E, em seguida, Nuno Ávila deixa a propósito desta corrida alguns avisos à navegação política em Portugal sobre o espaço. “É de todo interesse agir já, com passos consistentes e coordenados entre a indústria e as instituições, e estabelecer rapidamente a posição nacional através dos primeiros interessados, se queremos estar a voar em três anos.”

Também Chris Larmour, director-executivo da Orbex, deixa claro as intenções para os Açores e nota que, antes de mais, é uma questão política. “Os Açores são o complemento ideal ao Reino Unido, onde o estabelecimento do porto espacial está mais avançado.

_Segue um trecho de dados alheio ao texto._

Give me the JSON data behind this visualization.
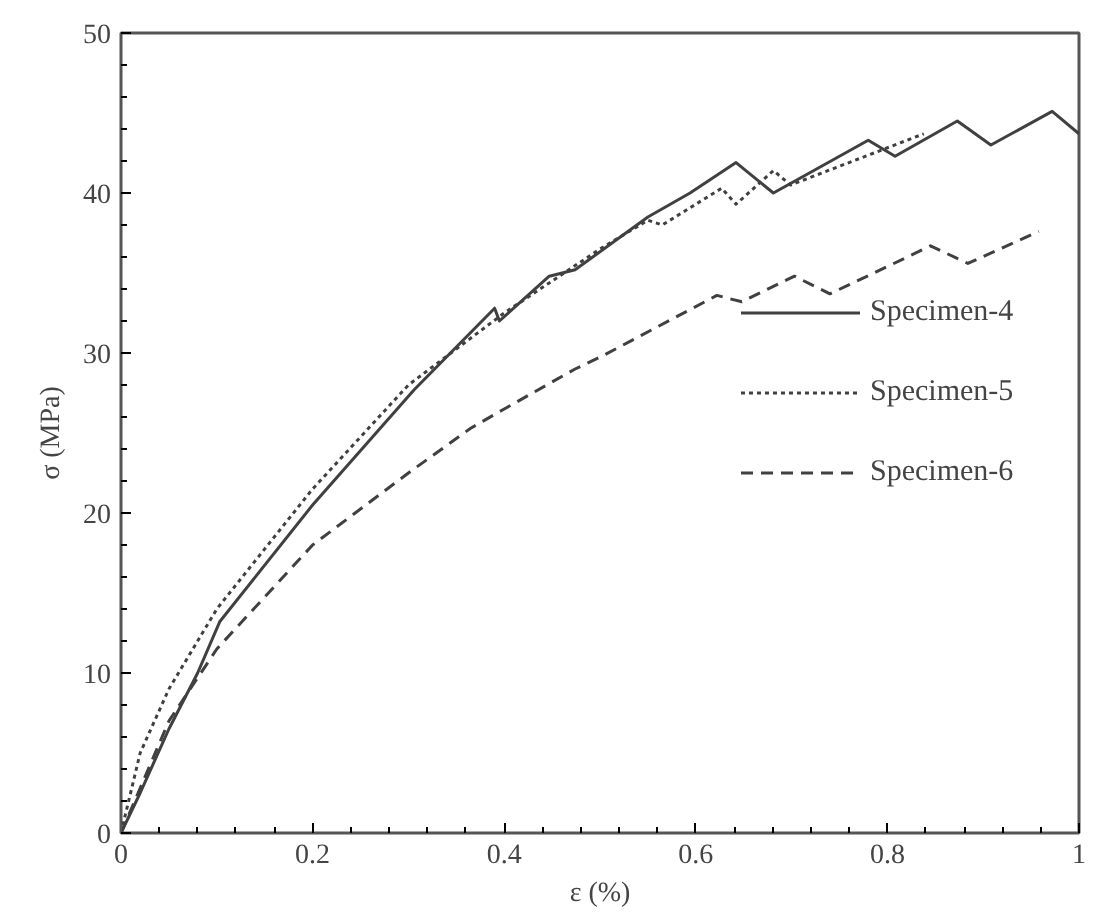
{
  "chart_data": {
    "type": "line",
    "xlabel": "ε (%)",
    "ylabel": "σ (MPa)",
    "xlim": [
      0,
      1
    ],
    "ylim": [
      0,
      50
    ],
    "xticks": [
      0,
      0.2,
      0.4,
      0.6,
      0.8,
      1
    ],
    "yticks": [
      0,
      10,
      20,
      30,
      40,
      50
    ],
    "grid": false,
    "legend": "right",
    "marker": "none",
    "series": [
      {
        "name": "Specimen-4",
        "color": "#404040",
        "line_style": "solid",
        "x": [
          0,
          0.02,
          0.05,
          0.08,
          0.103,
          0.2,
          0.306,
          0.39,
          0.395,
          0.447,
          0.474,
          0.55,
          0.594,
          0.642,
          0.681,
          0.78,
          0.808,
          0.873,
          0.908,
          0.972,
          1.0
        ],
        "values": [
          0,
          2.5,
          6.5,
          10,
          13.2,
          20.5,
          27.7,
          32.8,
          32.0,
          34.8,
          35.2,
          38.5,
          40.0,
          41.9,
          40.0,
          43.3,
          42.3,
          44.5,
          43.0,
          45.1,
          43.7
        ]
      },
      {
        "name": "Specimen-5",
        "color": "#404040",
        "line_style": "dotted",
        "x": [
          0,
          0.02,
          0.05,
          0.1,
          0.2,
          0.3,
          0.4,
          0.5,
          0.55,
          0.565,
          0.627,
          0.642,
          0.681,
          0.699,
          0.838
        ],
        "values": [
          0,
          5,
          9,
          14,
          21.5,
          28,
          32.5,
          36.5,
          38.3,
          38.0,
          40.3,
          39.3,
          41.4,
          40.5,
          43.7
        ]
      },
      {
        "name": "Specimen-6",
        "color": "#404040",
        "line_style": "dashed",
        "x": [
          0,
          0.05,
          0.1,
          0.2,
          0.3,
          0.365,
          0.4,
          0.474,
          0.502,
          0.622,
          0.648,
          0.703,
          0.74,
          0.786,
          0.845,
          0.884,
          0.958
        ],
        "values": [
          0,
          7,
          11.5,
          18,
          22.5,
          25.3,
          26.5,
          29.0,
          29.8,
          33.6,
          33.2,
          34.8,
          33.7,
          35.0,
          36.7,
          35.6,
          37.6
        ]
      }
    ]
  }
}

Não só haverá clientes com preferência pelos Açores, como permitirá gerir os lançamentos que a empresa conta fazer à medida que a procura aumenta”, refere este responsável. “É importante que, tal como no Reino Unido, os apoios institucionais surjam atempadamente e que a regulamentação espacial portuguesa seja competitiva, como apontado no estudo para a ESA. A Orbex sempre considerou operar a partir de dois locais.  A razão por que Escócia acontece primeiro é muito devido à rapidez dos apoios institucionais.”

Ainda está a ser desenvolvido, mas o Prime terá cerca de 17 metros de altura, com dois andares, transportará cargas de até 200 quilos e, como dizem a Deimos Engenharia e a Orbex, poderia descolar tanto da Escócia como dos Açores. Está a considerar-se, segundo Nuno Ávila, fazer o primeiro voo deste foguetão daqui a três ou quatro anos – ou seja, lá para 2021 ou 2022. “Usa combustível líquido, fácil de transportar e compatível com o ambiente pristino dos Açores”, assinala ainda o sumário, acrescentando que neste estudo considerou-se uma variedade de aspectos ambientais, como as espécies protegidas, a contaminação, a água ou áreas geológicas protegidas, “e todas as conclusões foram positivas”.

Em suma, começam a aparecer os estudos sobre um centro espacial nos Açores, há foguetões a serem desenvolvidos, o que terá de se seguir é uma decisão política, seja ela qual for, e claro o dinheiro.